Ewers was introduced to the Middle East when he joined the U.S. Marine Corps immediately after graduating high school. "I had initially wanted to go into the infantry, but the Marine Corps had other plans," Ewers says. "They gave me some tests and ended up sending me to the Defense Language Institute to train to become an Arabic linguist." After two years learning Arabic, which included intelligence training at Goodfellow Air Force Base in Texas, Ewers went on to Camp Lejeune, where he deployed with the 24th Marine Expeditionary Unit aboard the USS Nassau to the Mediterranean and Adriatic. After leaving the Marines, Ewers went for his undergraduate degree in Arabic at Ohio State University.
Ewers soon realized that he wanted to focus on more than just Arabic and decided to use his language skills as a tool to research real-world issues facing the region. Ewers says specializing in human geography taught him how to approach the Middle East in new ways, such as identifying phenomena common to the area, appreciating social and economic variation and recognizing regional aspects that were connected to global trends. "Geography can present a very powerful research framework in that regard," he says.
In 2008, Ewers traveled to the United Arab Emirates for a year as part of a Fulbright–Hays Doctoral Dissertation Research Abroad grant to conduct a survey and key-informant interviews with local and foreign corporations taking part in the Gulf's post-oil economic growth. He was in for a bit of a surprise, however. "I showed up there in the summer of 2008 when world oil prices reached record highs," Ewers says. But prices soon dropped from their July record of $140 a barrel to under $40 a barrel just five months later. "I witnessed an oil bust before my eyes right when I was there," he says. "I had to completely reevaluate the assumptions I held when I initially arrived in the region." The issue is what happens when there's another oil bust, Ewers says. "Are they really creating something new?" Even though the government has made investments, most of the region's local labor works in public sector bureaucracies, and much of the knowledge driving Gulf development is still held outside the region. Time will tell, Ewers says. "Long-term investments in education might take a long time to pay off."

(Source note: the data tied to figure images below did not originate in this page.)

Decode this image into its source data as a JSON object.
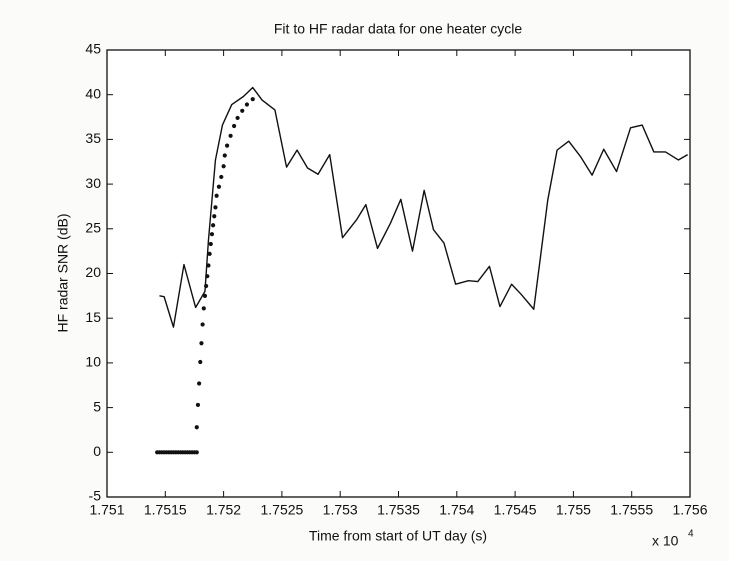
{
  "chart_data": {
    "type": "line",
    "title": "Fit to HF radar data for one heater cycle",
    "xlabel": "Time from start of UT day (s)",
    "ylabel": "HF radar SNR (dB)",
    "x_multiplier": "x 10",
    "x_multiplier_exponent": "4",
    "xlim": [
      1.751,
      1.756
    ],
    "xticks": [
      1.751,
      1.7515,
      1.752,
      1.7525,
      1.753,
      1.7535,
      1.754,
      1.7545,
      1.755,
      1.7555,
      1.756
    ],
    "ylim": [
      -5,
      45
    ],
    "yticks": [
      -5,
      0,
      5,
      10,
      15,
      20,
      25,
      30,
      35,
      40,
      45
    ],
    "grid": false,
    "series": [
      {
        "style": "line",
        "color": "#111111",
        "x": [
          1.75145,
          1.75149,
          1.75157,
          1.75166,
          1.75176,
          1.75184,
          1.75187,
          1.75193,
          1.75199,
          1.75207,
          1.75217,
          1.75225,
          1.75233,
          1.75244,
          1.75254,
          1.75263,
          1.75272,
          1.75281,
          1.75291,
          1.75302,
          1.75314,
          1.75322,
          1.75332,
          1.75343,
          1.75352,
          1.75362,
          1.75372,
          1.7538,
          1.75389,
          1.75399,
          1.7541,
          1.75418,
          1.75428,
          1.75437,
          1.75447,
          1.75455,
          1.75466,
          1.75478,
          1.75486,
          1.75496,
          1.75506,
          1.75516,
          1.75526,
          1.75537,
          1.75549,
          1.75559,
          1.75569,
          1.75579,
          1.7559,
          1.75598
        ],
        "values": [
          17.5,
          17.4,
          14,
          21,
          16.2,
          18,
          23.7,
          32.7,
          36.6,
          38.9,
          39.8,
          40.8,
          39.4,
          38.3,
          31.9,
          33.8,
          31.8,
          31.1,
          33.3,
          24,
          26,
          27.7,
          22.8,
          25.6,
          28.3,
          22.5,
          29.3,
          24.9,
          23.4,
          18.8,
          19.2,
          19.1,
          20.8,
          16.3,
          18.8,
          17.7,
          16,
          28.2,
          33.8,
          34.8,
          33.1,
          31,
          33.9,
          31.4,
          36.3,
          36.6,
          33.6,
          33.6,
          32.7,
          33.3
        ]
      },
      {
        "style": "dots",
        "color": "#111111",
        "x": [
          1.75143,
          1.75145,
          1.75147,
          1.75149,
          1.75151,
          1.75153,
          1.75155,
          1.75157,
          1.75159,
          1.75161,
          1.75163,
          1.75165,
          1.75167,
          1.75169,
          1.75171,
          1.75173,
          1.75175,
          1.75177,
          1.75177,
          1.75178,
          1.75179,
          1.7518,
          1.75181,
          1.75182,
          1.75183,
          1.75184,
          1.75185,
          1.75186,
          1.75187,
          1.75188,
          1.75189,
          1.7519,
          1.75191,
          1.75192,
          1.75193,
          1.75194,
          1.75196,
          1.75198,
          1.752,
          1.75201,
          1.75203,
          1.75206,
          1.75209,
          1.75212,
          1.75216,
          1.7522,
          1.75225
        ],
        "values": [
          0,
          0,
          0,
          0,
          0,
          0,
          0,
          0,
          0,
          0,
          0,
          0,
          0,
          0,
          0,
          0,
          0,
          0,
          2.8,
          5.3,
          7.7,
          10.1,
          12.2,
          14.3,
          16.1,
          17.5,
          18.6,
          19.7,
          20.9,
          22.2,
          23.3,
          24.4,
          25.4,
          26.4,
          27.4,
          28.7,
          29.7,
          30.8,
          32,
          33.2,
          34.3,
          35.4,
          36.5,
          37.4,
          38.2,
          38.9,
          39.5
        ]
      }
    ]
  }
}
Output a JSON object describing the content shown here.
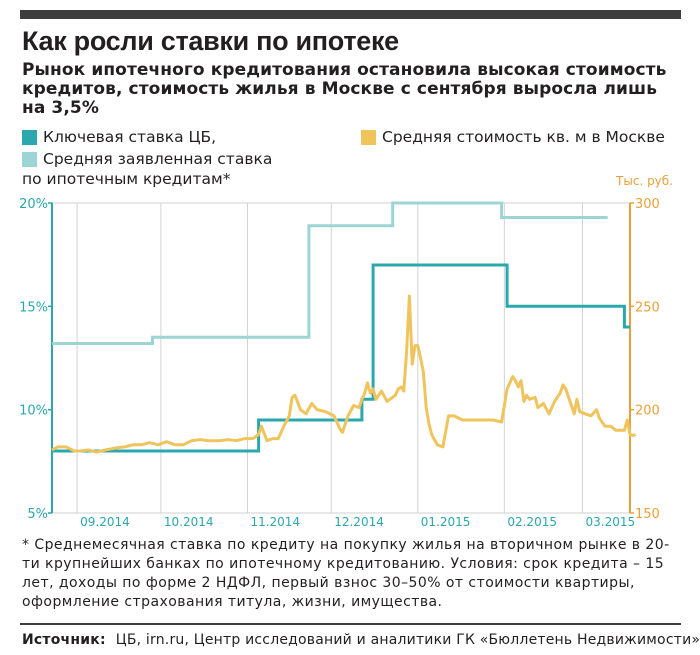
{
  "title": "Как росли ставки по ипотеке",
  "subtitle": "Рынок ипотечного кредитования остановила высокая стоимость кредитов,  стоимость жилья в Москве с сентября выросла лишь на 3,5%",
  "legend": {
    "key_rate": "Ключевая ставка ЦБ,",
    "avg_rate_line1": "Средняя заявленная ставка",
    "avg_rate_line2": "по ипотечным кредитам*",
    "price": "Средняя стоимость кв. м в Москве"
  },
  "colors": {
    "key_rate": "#2aa8ad",
    "avg_rate": "#9dd5d4",
    "price": "#f0c45c",
    "axis_left": "#2aa8ad",
    "axis_right": "#e8a13a"
  },
  "right_unit": "Тыс. руб.",
  "footnote": "* Среднемесячная ставка по кредиту на покупку жилья на вторичном рынке в 20-ти крупнейших банках по ипотечному кредитованию. Условия: срок кредита – 15 лет, доходы по форме 2 НДФЛ, первый взнос 30–50% от стоимости квартиры, оформление страхования титула, жизни, имущества.",
  "source_label": "Источник:",
  "source_text": "ЦБ,  irn.ru, Центр исследований и аналитики ГК «Бюллетень Недвижимости»",
  "chart_data": {
    "type": "line",
    "x_range": [
      "2014-08-23",
      "2015-03-18"
    ],
    "x_ticks": [
      {
        "date": "2014-09-01",
        "label": "09.2014"
      },
      {
        "date": "2014-10-01",
        "label": "10.2014"
      },
      {
        "date": "2014-11-01",
        "label": "11.2014"
      },
      {
        "date": "2014-12-01",
        "label": "12.2014"
      },
      {
        "date": "2015-01-01",
        "label": "01.2015"
      },
      {
        "date": "2015-02-01",
        "label": "02.2015"
      },
      {
        "date": "2015-03-01",
        "label": "03.2015"
      }
    ],
    "y_left": {
      "range": [
        5,
        20
      ],
      "ticks": [
        5,
        10,
        15,
        20
      ],
      "tick_labels": [
        "5%",
        "10%",
        "15%",
        "20%"
      ]
    },
    "y_right": {
      "range": [
        150,
        300
      ],
      "ticks": [
        150,
        200,
        250,
        300
      ],
      "tick_labels": [
        "150",
        "200",
        "250",
        "300"
      ]
    },
    "grid": "vertical",
    "series": [
      {
        "name": "Ключевая ставка ЦБ,",
        "axis": "left",
        "step": true,
        "points": [
          [
            "2014-08-23",
            8.0
          ],
          [
            "2014-11-05",
            8.0
          ],
          [
            "2014-11-05",
            9.5
          ],
          [
            "2014-12-12",
            9.5
          ],
          [
            "2014-12-12",
            10.5
          ],
          [
            "2014-12-16",
            10.5
          ],
          [
            "2014-12-16",
            17.0
          ],
          [
            "2015-02-02",
            17.0
          ],
          [
            "2015-02-02",
            15.0
          ],
          [
            "2015-03-16",
            15.0
          ],
          [
            "2015-03-16",
            14.0
          ],
          [
            "2015-03-18",
            14.0
          ]
        ]
      },
      {
        "name": "Средняя заявленная ставка по ипотечным кредитам*",
        "axis": "left",
        "step": true,
        "points": [
          [
            "2014-08-23",
            13.2
          ],
          [
            "2014-09-28",
            13.2
          ],
          [
            "2014-09-28",
            13.5
          ],
          [
            "2014-11-01",
            13.5
          ],
          [
            "2014-11-01",
            13.5
          ],
          [
            "2014-11-23",
            13.5
          ],
          [
            "2014-11-23",
            13.8
          ],
          [
            "2014-11-23",
            18.9
          ],
          [
            "2014-12-23",
            18.9
          ],
          [
            "2014-12-23",
            20.0
          ],
          [
            "2015-01-31",
            20.0
          ],
          [
            "2015-01-31",
            19.3
          ],
          [
            "2015-03-10",
            19.3
          ]
        ]
      },
      {
        "name": "Средняя стоимость кв. м в Москве",
        "axis": "right",
        "points": [
          [
            "2014-08-23",
            180.5
          ],
          [
            "2014-08-25",
            182
          ],
          [
            "2014-08-28",
            182
          ],
          [
            "2014-08-31",
            180
          ],
          [
            "2014-09-02",
            180
          ],
          [
            "2014-09-05",
            180.5
          ],
          [
            "2014-09-08",
            179.5
          ],
          [
            "2014-09-11",
            180.5
          ],
          [
            "2014-09-15",
            181.5
          ],
          [
            "2014-09-18",
            182
          ],
          [
            "2014-09-21",
            183
          ],
          [
            "2014-09-24",
            183
          ],
          [
            "2014-09-27",
            184
          ],
          [
            "2014-09-30",
            183
          ],
          [
            "2014-10-03",
            184.5
          ],
          [
            "2014-10-06",
            183
          ],
          [
            "2014-10-09",
            183
          ],
          [
            "2014-10-12",
            185
          ],
          [
            "2014-10-15",
            185.5
          ],
          [
            "2014-10-18",
            185
          ],
          [
            "2014-10-22",
            185
          ],
          [
            "2014-10-25",
            185.5
          ],
          [
            "2014-10-28",
            185
          ],
          [
            "2014-10-31",
            186
          ],
          [
            "2014-11-03",
            186
          ],
          [
            "2014-11-05",
            188
          ],
          [
            "2014-11-06",
            192
          ],
          [
            "2014-11-08",
            185
          ],
          [
            "2014-11-10",
            186
          ],
          [
            "2014-11-12",
            186
          ],
          [
            "2014-11-14",
            192
          ],
          [
            "2014-11-16",
            197
          ],
          [
            "2014-11-17",
            206
          ],
          [
            "2014-11-18",
            207
          ],
          [
            "2014-11-20",
            200
          ],
          [
            "2014-11-22",
            198
          ],
          [
            "2014-11-24",
            203
          ],
          [
            "2014-11-26",
            200
          ],
          [
            "2014-11-29",
            199
          ],
          [
            "2014-12-02",
            197
          ],
          [
            "2014-12-04",
            191
          ],
          [
            "2014-12-05",
            189
          ],
          [
            "2014-12-07",
            197
          ],
          [
            "2014-12-09",
            202
          ],
          [
            "2014-12-11",
            201
          ],
          [
            "2014-12-12",
            205
          ],
          [
            "2014-12-13",
            208
          ],
          [
            "2014-12-14",
            213
          ],
          [
            "2014-12-15",
            208
          ],
          [
            "2014-12-16",
            210
          ],
          [
            "2014-12-17",
            205
          ],
          [
            "2014-12-19",
            209
          ],
          [
            "2014-12-21",
            204
          ],
          [
            "2014-12-22",
            205
          ],
          [
            "2014-12-24",
            207
          ],
          [
            "2014-12-25",
            210
          ],
          [
            "2014-12-26",
            211
          ],
          [
            "2014-12-27",
            209
          ],
          [
            "2014-12-28",
            228
          ],
          [
            "2014-12-29",
            255
          ],
          [
            "2014-12-30",
            222
          ],
          [
            "2014-12-31",
            231
          ],
          [
            "2015-01-01",
            231
          ],
          [
            "2015-01-02",
            225
          ],
          [
            "2015-01-03",
            218
          ],
          [
            "2015-01-04",
            201
          ],
          [
            "2015-01-05",
            193
          ],
          [
            "2015-01-06",
            188
          ],
          [
            "2015-01-08",
            183
          ],
          [
            "2015-01-10",
            182
          ],
          [
            "2015-01-12",
            197
          ],
          [
            "2015-01-14",
            197
          ],
          [
            "2015-01-17",
            195
          ],
          [
            "2015-01-20",
            195
          ],
          [
            "2015-01-24",
            195
          ],
          [
            "2015-01-28",
            195
          ],
          [
            "2015-01-31",
            194
          ],
          [
            "2015-02-02",
            210
          ],
          [
            "2015-02-04",
            216
          ],
          [
            "2015-02-05",
            214
          ],
          [
            "2015-02-06",
            211
          ],
          [
            "2015-02-07",
            214
          ],
          [
            "2015-02-08",
            204
          ],
          [
            "2015-02-09",
            207
          ],
          [
            "2015-02-10",
            205
          ],
          [
            "2015-02-12",
            206
          ],
          [
            "2015-02-13",
            201
          ],
          [
            "2015-02-15",
            203
          ],
          [
            "2015-02-17",
            198
          ],
          [
            "2015-02-19",
            204
          ],
          [
            "2015-02-21",
            208
          ],
          [
            "2015-02-22",
            212
          ],
          [
            "2015-02-23",
            210
          ],
          [
            "2015-02-24",
            206
          ],
          [
            "2015-02-26",
            198
          ],
          [
            "2015-02-27",
            205
          ],
          [
            "2015-02-28",
            199
          ],
          [
            "2015-03-02",
            198
          ],
          [
            "2015-03-04",
            197
          ],
          [
            "2015-03-06",
            200
          ],
          [
            "2015-03-07",
            196
          ],
          [
            "2015-03-08",
            194
          ],
          [
            "2015-03-09",
            192
          ],
          [
            "2015-03-11",
            192
          ],
          [
            "2015-03-13",
            190
          ],
          [
            "2015-03-15",
            190
          ],
          [
            "2015-03-16",
            190
          ],
          [
            "2015-03-17",
            195
          ],
          [
            "2015-03-18",
            188
          ],
          [
            "2015-03-19",
            187.5
          ],
          [
            "2015-03-20",
            188
          ]
        ]
      }
    ]
  }
}
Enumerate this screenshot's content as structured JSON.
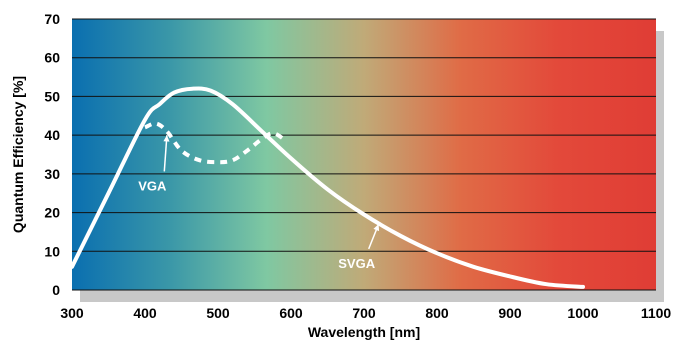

One of the great things about the Fulbright–Hays grant, Ewers says, is that he could bring his family with him, which was a positive in the family-oriented Emirati culture. "I got to interact a lot more than I would have otherwise because I didn't look like just another worker from the US trying to get a piece of the pie in the Gulf," Ewers says. "It opened a lot of doors. There is so much hospitality in the Middle East, and the culture is incredibly family-focused."
His interests in economic geography and in the Middle East are what brought Ewers to Texas A&M. The fact that A&M has a campus in Qatar was one of the largest factors in his decision. Having offices and people from the university in the Middle East is better than having to start from scratch, Ewers says. The connections between Texas and the Arab Gulf States is another reason for choosing A&M. Companies from Texas have represented a major source of industrial knowledge for the Gulf States over the past four decades, and Ewers says A&M is a world center for oil and engineering expertise.
Ewers is currently writing papers from his dissertation research as well as embarking on his next research agenda. He says that teaching his undergraduate class on economic geography (Geog 304) is a good way to merge his research as an economic geographer with teaching. In the spring, he will add "The Geography of the Middle East" (Geog 320) to his repertoire. Ewers is still settling into his new surroundings. "It takes time to learn how things work at a new university, but the faculty and students here make that learning experience easy," he says.